The cuisine of Noma is Nordic/Scandinavian; the restaurant's founders, Redzepi and Meyer, have attempted to redefine this Nordic cuisine. Its cuisine can be considered more an interpretation of Nordic food than classical Nordic food itself, according to Meyer in the book Noma – Nordic Cuisine. Notable dishes include "The Hen and the Egg", a meal cooked by the diners themselves, which consists of potato chips, a wild duck egg, slightly wet hay, salt, herbs, wild forest plants, hay oil, thyme, butter, and wild garlic sauce.

==Staff==
Redzepi formerly worked at restaurants including The French Laundry, El Bulli, Kong Hans Kælder and Le Jardin des Sens. During Noma's final years of regular service, the head chef was Kenneth Foong, who replaced Canadian Benjamin Ing in July 2020. Prior head chefs included Dan Giusti and Matt Orlando.

=== Labor practices ===

Noma historically relied heavily on unpaid interns, known as stagiaires, a common practice in fine dining. A 2022 Financial Times investigation reported that the restaurant employed approximately 30 unpaid interns alongside 34 paid chefs, with interns working up to 70 hours per week. A 2023 Vice report found that roughly half of Noma's 60-person kitchen staff were unpaid.
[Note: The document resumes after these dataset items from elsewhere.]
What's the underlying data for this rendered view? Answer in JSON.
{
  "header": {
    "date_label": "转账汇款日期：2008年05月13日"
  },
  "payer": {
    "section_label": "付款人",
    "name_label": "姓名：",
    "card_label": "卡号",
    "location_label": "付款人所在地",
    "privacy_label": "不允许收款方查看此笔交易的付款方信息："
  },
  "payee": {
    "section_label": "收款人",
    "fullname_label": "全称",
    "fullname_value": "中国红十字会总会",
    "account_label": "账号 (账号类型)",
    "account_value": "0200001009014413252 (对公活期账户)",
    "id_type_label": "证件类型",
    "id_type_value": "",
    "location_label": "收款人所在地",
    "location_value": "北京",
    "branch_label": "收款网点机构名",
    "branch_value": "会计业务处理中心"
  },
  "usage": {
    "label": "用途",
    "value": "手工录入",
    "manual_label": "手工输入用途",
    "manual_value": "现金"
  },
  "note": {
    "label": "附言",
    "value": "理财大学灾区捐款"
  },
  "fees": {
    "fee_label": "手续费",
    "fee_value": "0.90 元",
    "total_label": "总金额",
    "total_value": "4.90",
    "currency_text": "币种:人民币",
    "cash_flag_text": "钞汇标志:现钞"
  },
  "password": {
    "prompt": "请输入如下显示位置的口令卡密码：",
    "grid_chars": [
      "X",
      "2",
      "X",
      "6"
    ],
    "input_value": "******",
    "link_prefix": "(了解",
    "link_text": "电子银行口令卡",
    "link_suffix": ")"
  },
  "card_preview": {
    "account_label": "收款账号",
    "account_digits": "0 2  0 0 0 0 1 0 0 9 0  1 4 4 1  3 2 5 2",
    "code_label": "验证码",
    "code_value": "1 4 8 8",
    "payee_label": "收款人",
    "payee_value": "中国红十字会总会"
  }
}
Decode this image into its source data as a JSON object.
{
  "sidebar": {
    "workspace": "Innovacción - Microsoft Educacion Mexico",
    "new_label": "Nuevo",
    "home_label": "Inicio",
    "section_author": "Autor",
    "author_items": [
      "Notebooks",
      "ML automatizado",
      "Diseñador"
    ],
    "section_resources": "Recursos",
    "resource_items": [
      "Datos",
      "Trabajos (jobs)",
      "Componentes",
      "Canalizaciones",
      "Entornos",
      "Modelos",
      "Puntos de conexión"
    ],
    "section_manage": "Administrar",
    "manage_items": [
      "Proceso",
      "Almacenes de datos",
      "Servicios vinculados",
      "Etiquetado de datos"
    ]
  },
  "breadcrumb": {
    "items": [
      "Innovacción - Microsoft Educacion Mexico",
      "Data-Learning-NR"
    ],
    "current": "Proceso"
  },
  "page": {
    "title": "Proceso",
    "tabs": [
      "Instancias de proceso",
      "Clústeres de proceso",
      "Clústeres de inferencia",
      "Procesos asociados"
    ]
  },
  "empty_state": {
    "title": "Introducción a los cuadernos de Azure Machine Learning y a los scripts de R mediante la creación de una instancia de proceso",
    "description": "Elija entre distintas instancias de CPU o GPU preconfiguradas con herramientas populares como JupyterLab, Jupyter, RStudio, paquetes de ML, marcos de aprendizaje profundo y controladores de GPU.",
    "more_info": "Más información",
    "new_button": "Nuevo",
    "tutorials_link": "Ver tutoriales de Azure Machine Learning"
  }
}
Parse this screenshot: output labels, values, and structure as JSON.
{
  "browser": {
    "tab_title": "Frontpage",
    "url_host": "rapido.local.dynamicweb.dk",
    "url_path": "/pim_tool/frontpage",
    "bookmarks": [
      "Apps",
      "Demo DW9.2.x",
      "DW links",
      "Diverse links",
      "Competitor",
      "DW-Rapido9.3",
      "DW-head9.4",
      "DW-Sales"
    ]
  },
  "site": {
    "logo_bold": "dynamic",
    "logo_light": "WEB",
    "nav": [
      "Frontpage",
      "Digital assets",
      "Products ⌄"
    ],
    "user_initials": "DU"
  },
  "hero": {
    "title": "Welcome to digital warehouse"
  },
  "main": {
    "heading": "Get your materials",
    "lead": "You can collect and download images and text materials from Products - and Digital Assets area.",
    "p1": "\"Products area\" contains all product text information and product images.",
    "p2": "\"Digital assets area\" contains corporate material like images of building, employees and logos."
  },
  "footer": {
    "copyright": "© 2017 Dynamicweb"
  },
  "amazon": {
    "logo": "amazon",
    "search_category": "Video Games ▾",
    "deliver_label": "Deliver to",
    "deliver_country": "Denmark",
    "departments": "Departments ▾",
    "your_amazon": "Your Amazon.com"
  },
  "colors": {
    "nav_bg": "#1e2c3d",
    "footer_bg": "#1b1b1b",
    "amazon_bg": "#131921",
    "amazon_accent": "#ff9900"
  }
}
In October 2022, Noma began paying all of its interns, a change that added an estimated $50,000 to $70,000 per month in labor costs. When Redzepi announced in January 2023 that Noma would transition away from traditional restaurant service, he cited the financial and emotional toll of the model, telling The New York Times: "It's unsustainable. Financially and emotionally, as an employer and as a human being, it just doesn't work."

==== Physical abuse allegations ====
In March 2026, The New York Times reported that Redzepi physically abused dozens of employees at Noma. Thirty employees reported that being hit by Redzepi was "routine." When employees broke rules, Redzepi was known to punch them or publicly ridicule them.

In his statement to The Times, Redzepi said "Although I don’t recognize all details in these stories, I can see enough of my past behavior reflected in them to understand that my actions were harmful to people who worked with me. To those who have suffered under my leadership, my bad judgment, or my anger, I am deeply sorry and I have worked to change."

== Temporary locations ==
From 28 July to 6 August 2012, Noma decamped to London for a 10-day pop-up restaurant hosted by Claridge's hotel in Mayfair, while the restaurant in Copenhagen was closed from 22 July to 13 August for refurbishment. Redzepi, along with head chef Matt Orlando and staff from the restaurant, served up a £195-per-head nine-course menu that included their versions of scones and clotted cream, Lancashire hotpot with British ingredients, as well as live ants foraged in Denmark and flown to London.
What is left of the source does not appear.